Reading “aligned with human preferences” as a universal standard
”Aligned” means “aligned with the specific labelers under the specific guidelines.” It is a real distribution, not a universal one. Different labs, different labelers, different directions.
Preference pairs collected, reward model trained (stage one), LLM updated against it (stage two).
”Trained with RLAIF”
Same procedure; AI-model labels instead of human labels.
”Tuned for helpfulness, harmlessness, and honesty”
These are likely the three dimensions the lab built reward models for. Not all three are equally easy to train; the balance reflects the lab’s choices.
”Preference fine-tuned”
Stage one and possibly stage two done, likely with a specific algorithm (RLHF, DPO, or similar; the next lesson covers the algorithm choices).

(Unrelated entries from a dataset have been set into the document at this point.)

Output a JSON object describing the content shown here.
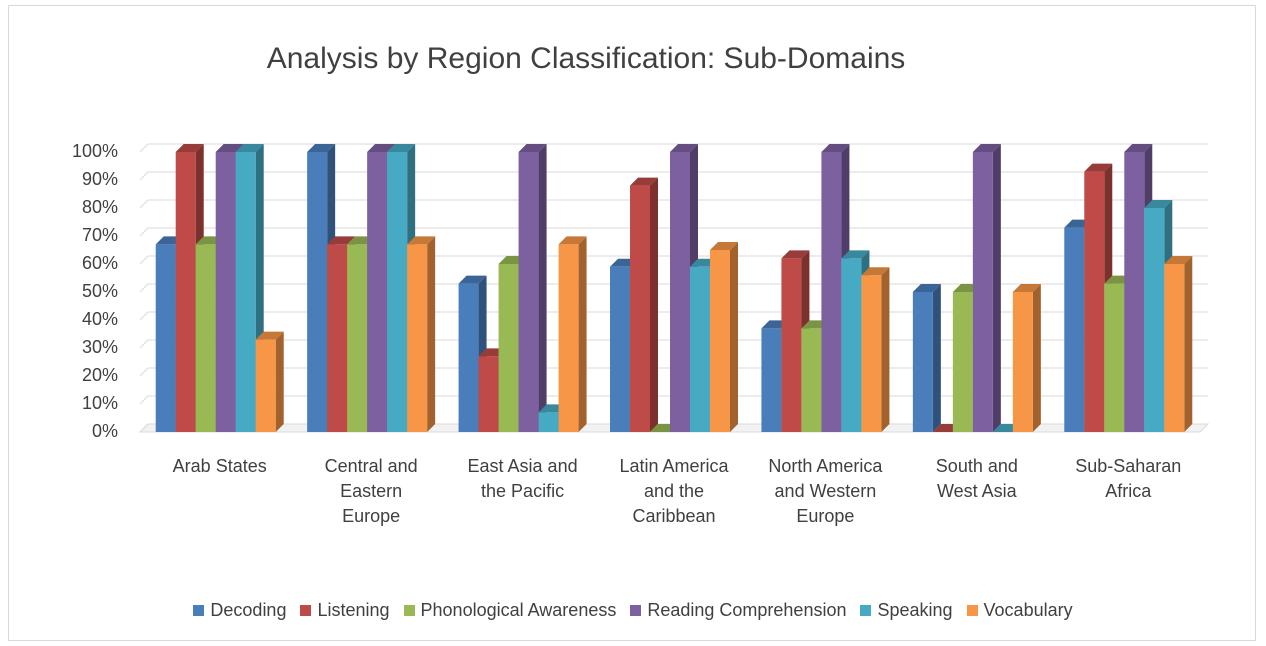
{
  "chart_data": {
    "type": "bar3d",
    "title": "Analysis by Region Classification: Sub-Domains",
    "categories": [
      "Arab States",
      "Central and Eastern Europe",
      "East Asia and the Pacific",
      "Latin America and the Caribbean",
      "North America and Western Europe",
      "South and West Asia",
      "Sub-Saharan Africa"
    ],
    "series": [
      {
        "name": "Decoding",
        "color": "#4a7ebb",
        "values": [
          67,
          100,
          53,
          59,
          37,
          50,
          73
        ]
      },
      {
        "name": "Listening",
        "color": "#be4b48",
        "values": [
          100,
          67,
          27,
          88,
          62,
          0,
          93
        ]
      },
      {
        "name": "Phonological Awareness",
        "color": "#98b954",
        "values": [
          67,
          67,
          60,
          0,
          37,
          50,
          53
        ]
      },
      {
        "name": "Reading Comprehension",
        "color": "#7d60a0",
        "values": [
          100,
          100,
          100,
          100,
          100,
          100,
          100
        ]
      },
      {
        "name": "Speaking",
        "color": "#46aac5",
        "values": [
          100,
          100,
          7,
          59,
          62,
          0,
          80
        ]
      },
      {
        "name": "Vocabulary",
        "color": "#f79646",
        "values": [
          33,
          67,
          67,
          65,
          56,
          50,
          60
        ]
      }
    ],
    "ylim": [
      0,
      100
    ],
    "yticks": [
      {
        "value": 0,
        "label": "0%"
      },
      {
        "value": 10,
        "label": "10%"
      },
      {
        "value": 20,
        "label": "20%"
      },
      {
        "value": 30,
        "label": "30%"
      },
      {
        "value": 40,
        "label": "40%"
      },
      {
        "value": 50,
        "label": "50%"
      },
      {
        "value": 60,
        "label": "60%"
      },
      {
        "value": 70,
        "label": "70%"
      },
      {
        "value": 80,
        "label": "80%"
      },
      {
        "value": 90,
        "label": "90%"
      },
      {
        "value": 100,
        "label": "100%"
      }
    ],
    "grid": true,
    "legend": "bottom"
  }
}
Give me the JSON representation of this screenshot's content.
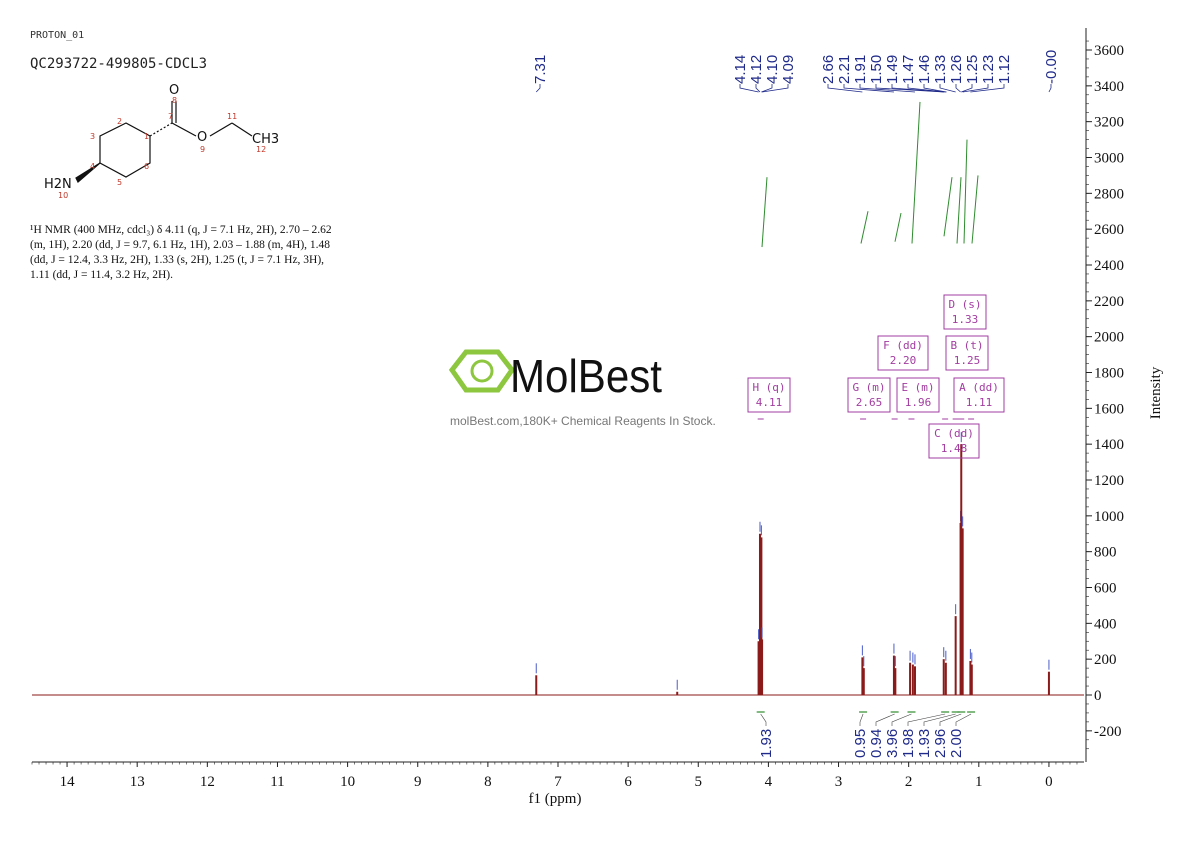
{
  "header": {
    "experiment": "PROTON_01",
    "sample": "QC293722-499805-CDCL3"
  },
  "description_lines": [
    "¹H NMR (400 MHz, cdcl₃) δ 4.11 (q, J = 7.1 Hz, 2H), 2.70 – 2.62",
    "(m, 1H), 2.20 (dd, J = 9.7, 6.1 Hz, 1H), 2.03 – 1.88 (m, 4H), 1.48",
    "(dd, J = 12.4, 3.3 Hz, 2H), 1.33 (s, 2H), 1.25 (t, J = 7.1 Hz, 3H),",
    "1.11 (dd, J = 11.4, 3.2 Hz, 2H)."
  ],
  "structure": {
    "atom_labels": [
      "O",
      "O",
      "CH3",
      "H2N"
    ],
    "atom_numbers": [
      "1",
      "2",
      "3",
      "4",
      "5",
      "6",
      "7",
      "8",
      "9",
      "10",
      "11",
      "12"
    ]
  },
  "watermark": {
    "brand": "MolBest",
    "tagline": "molBest.com,180K+ Chemical Reagents In Stock.",
    "color": "#8dc63f"
  },
  "colors": {
    "spectrum": "#8b1a1a",
    "peak_label": "#1f2a8a",
    "integral": "#2e8b2e",
    "multiplet": "#a23ca0"
  },
  "chart_data": {
    "type": "line",
    "title": "",
    "xlabel": "f1 (ppm)",
    "ylabel": "Intensity",
    "xlim": [
      14.5,
      -0.5
    ],
    "ylim": [
      -350,
      3700
    ],
    "x_ticks": [
      14,
      13,
      12,
      11,
      10,
      9,
      8,
      7,
      6,
      5,
      4,
      3,
      2,
      1,
      0
    ],
    "y_ticks": [
      -200,
      0,
      200,
      400,
      600,
      800,
      1000,
      1200,
      1400,
      1600,
      1800,
      2000,
      2200,
      2400,
      2600,
      2800,
      3000,
      3200,
      3400,
      3600
    ],
    "peaks": [
      {
        "ppm": 7.31,
        "height": 110
      },
      {
        "ppm": 4.12,
        "height": 900
      },
      {
        "ppm": 4.1,
        "height": 880
      },
      {
        "ppm": 4.14,
        "height": 300
      },
      {
        "ppm": 4.09,
        "height": 310
      },
      {
        "ppm": 2.66,
        "height": 210
      },
      {
        "ppm": 2.64,
        "height": 150
      },
      {
        "ppm": 2.21,
        "height": 220
      },
      {
        "ppm": 2.19,
        "height": 150
      },
      {
        "ppm": 1.98,
        "height": 180
      },
      {
        "ppm": 1.94,
        "height": 170
      },
      {
        "ppm": 1.91,
        "height": 160
      },
      {
        "ppm": 1.5,
        "height": 200
      },
      {
        "ppm": 1.47,
        "height": 180
      },
      {
        "ppm": 1.33,
        "height": 440
      },
      {
        "ppm": 1.26,
        "height": 960
      },
      {
        "ppm": 1.25,
        "height": 1400
      },
      {
        "ppm": 1.23,
        "height": 930
      },
      {
        "ppm": 1.12,
        "height": 190
      },
      {
        "ppm": 1.1,
        "height": 170
      },
      {
        "ppm": 0.0,
        "height": 130
      },
      {
        "ppm": 5.3,
        "height": 18
      }
    ],
    "peak_labels": [
      "7.31",
      "4.14",
      "4.12",
      "4.10",
      "4.09",
      "2.66",
      "2.21",
      "1.91",
      "1.50",
      "1.49",
      "1.47",
      "1.46",
      "1.33",
      "1.26",
      "1.25",
      "1.23",
      "1.12",
      "-0.00"
    ],
    "multiplets": [
      {
        "letter": "H",
        "type": "(q)",
        "shift": "4.11",
        "ppm": 4.11
      },
      {
        "letter": "G",
        "type": "(m)",
        "shift": "2.65",
        "ppm": 2.65
      },
      {
        "letter": "F",
        "type": "(dd)",
        "shift": "2.20",
        "ppm": 2.2
      },
      {
        "letter": "E",
        "type": "(m)",
        "shift": "1.96",
        "ppm": 1.96
      },
      {
        "letter": "D",
        "type": "(s)",
        "shift": "1.33",
        "ppm": 1.33
      },
      {
        "letter": "C",
        "type": "(dd)",
        "shift": "1.48",
        "ppm": 1.48
      },
      {
        "letter": "B",
        "type": "(t)",
        "shift": "1.25",
        "ppm": 1.25
      },
      {
        "letter": "A",
        "type": "(dd)",
        "shift": "1.11",
        "ppm": 1.11
      }
    ],
    "integrals": [
      {
        "label": "1.93",
        "ppm": 4.11
      },
      {
        "label": "0.95",
        "ppm": 2.65
      },
      {
        "label": "0.94",
        "ppm": 2.2
      },
      {
        "label": "3.96",
        "ppm": 1.96
      },
      {
        "label": "1.98",
        "ppm": 1.48
      },
      {
        "label": "1.93",
        "ppm": 1.33
      },
      {
        "label": "2.96",
        "ppm": 1.25
      },
      {
        "label": "2.00",
        "ppm": 1.11
      }
    ]
  }
}
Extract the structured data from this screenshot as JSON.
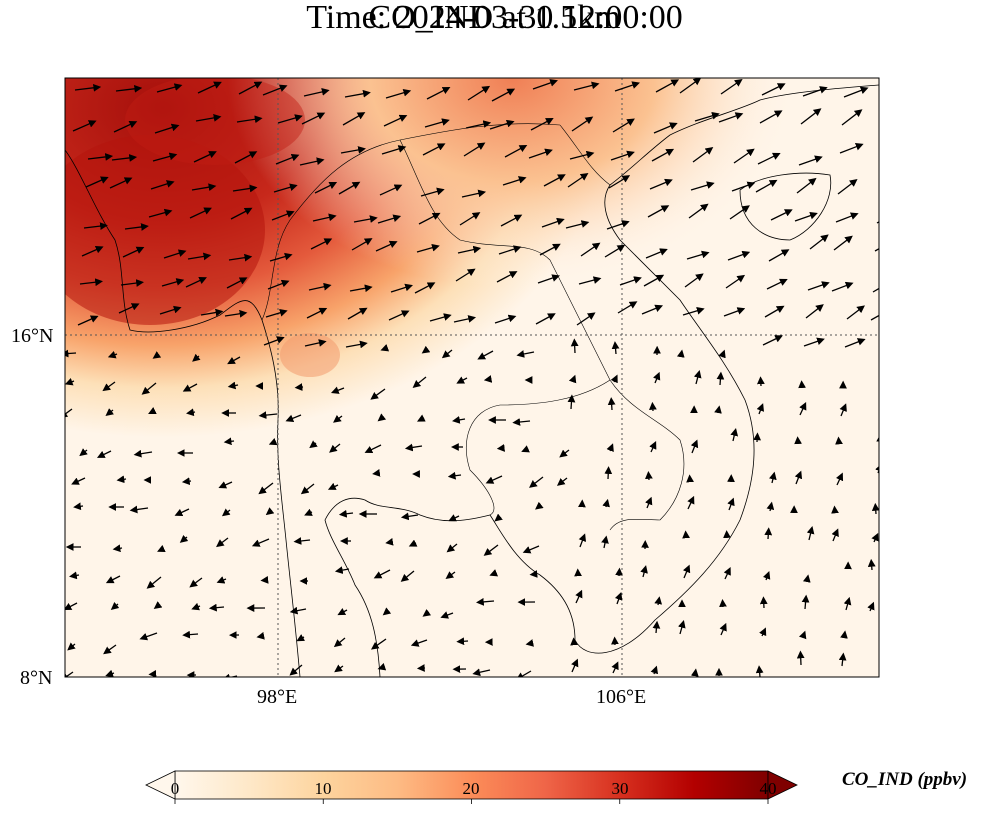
{
  "title": {
    "line1": "CO_IND at 1.5km",
    "line2": "Time: 2024-03-30 12:00:00"
  },
  "map": {
    "variable": "CO_IND",
    "level": "1.5km",
    "projection": "PlateCarree",
    "lat_ticks": [
      "16°N",
      "8°N"
    ],
    "lon_ticks": [
      "98°E",
      "106°E"
    ],
    "gridlines": "dotted",
    "features": [
      "coastlines",
      "country-borders",
      "wind-vectors"
    ],
    "field_note": "high values (30-40 ppbv) over Myanmar/Andaman Sea in northwest, decreasing to near 0 in south and east"
  },
  "colorbar": {
    "label": "CO_IND (ppbv)",
    "ticks": [
      "0",
      "10",
      "20",
      "30",
      "40"
    ],
    "min": 0,
    "max": 40,
    "colormap": "OrRd",
    "extend": "both",
    "colors": [
      "#fff7ec",
      "#fee8c8",
      "#fdd49e",
      "#fdbb84",
      "#fc8d59",
      "#ef6548",
      "#d7301f",
      "#b30000",
      "#7f0000"
    ]
  }
}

Preference pair: one prompt, two responses, and a binary label (which response is preferred). The atomic unit of preference data.
Pairwise comparison: a judgment of which of two options is better. The standard format for preference data.
Reward model: a neural network trained to score prompt-response pairs. Takes a single prompt-and-response as input and outputs one number.
Bradley-Terry model: the statistical model behind the reward-model training objective. Named after a 1952 paper on paired comparisons.
RLHF (Reinforcement Learning from Human Feedback): a two-stage post-training process. Stage one trains a reward model from human-labeled preference pairs. Stage two updates the LLM using the reward model.
RLAIF (Reinforcement Learning from AI Feedback): RLHF with AI-model labels instead of human labels. The training procedure is identical.
Sparse supervision: supervision where the feedback signal arrives once per completion rather than once per token. Characteristic of reward-model training and the RLHF second stage.
Dense supervision: supervision where the feedback signal arrives once per token. Characteristic of pretraining and SFT.
LLM-as-a-judge: using a separate language model to assign preference labels instead of human labelers.
Pointwise scoring: assigning an absolute score to each response independently. Less reliable than pairwise comparison for collecting preference data.
Supervised fine-tuning teaches the model to answer when someone asks. Preference data teaches it which answer to prefer. The reward model is how that preference becomes a number a training loop can use.